You're suggesting breaking the above into smaller, addressable bits?


>
> BTW, binary encoding would probably also help addressing a request I often
> hear in banking environments : the need to sign/encrypt/compress only
> certain
> headers or cookies. Right now when people do this, they have to
> base64-encode
> the result, which is another transformation at both ends and inflates the
> data. If we make provisions in the protocol for announcing encrypted or
> compressed headers using 2-3 bits, it might become more usable. I'm not
> convinced it provides any benefit between a browser and an origin server
> though. So maybe it will remain application-specific and the transport
> just has to make it easier to emit 8-bit data in header field values.
>
>

> Has anyone any opinion on the subject above ? Or ideas about other things
> that terribly clobber the upstream pipe and that should be fixed in 2.0 ?
>

I like binary framing because it is significantly easier to get right and
works well when we're considering things other than just plain HTTP.
Token-based parsing is quite annoying in comparison-- it either requires
significant implementation complexity to minimize memory.
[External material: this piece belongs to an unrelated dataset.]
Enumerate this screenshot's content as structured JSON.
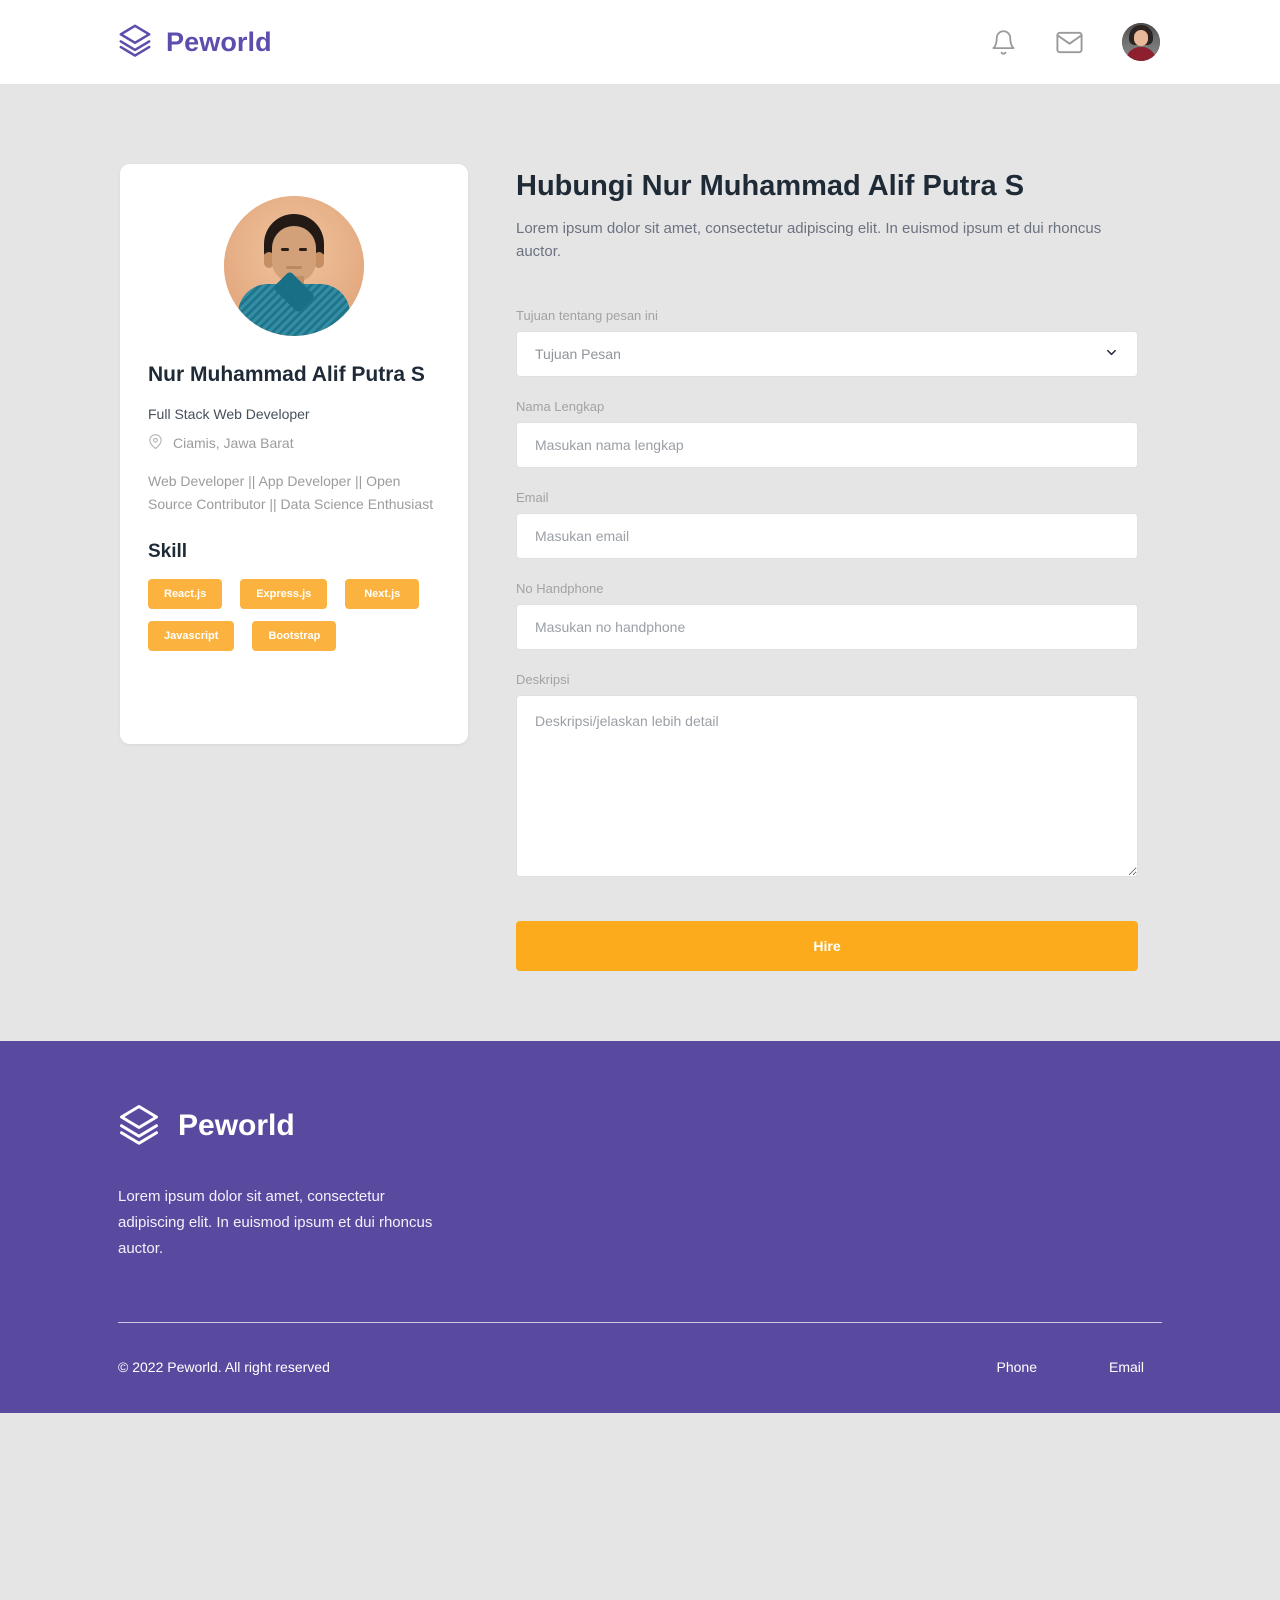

With length-based
framing, the implementation complexity is decreased arguably for everyone
and certainly in cases where you wish to be efficient with buffers.

-=R


> I hope I'll soon find some time to update our draft to reflect recent
> updates
> and findings.
>
> Regards,
> Willy
>
> --
> [1] http://tools.ietf.org/id/draft-tarreau-httpbis-network-friendly-00.txt
> [2] http://1wt.eu/http2/
>
>
>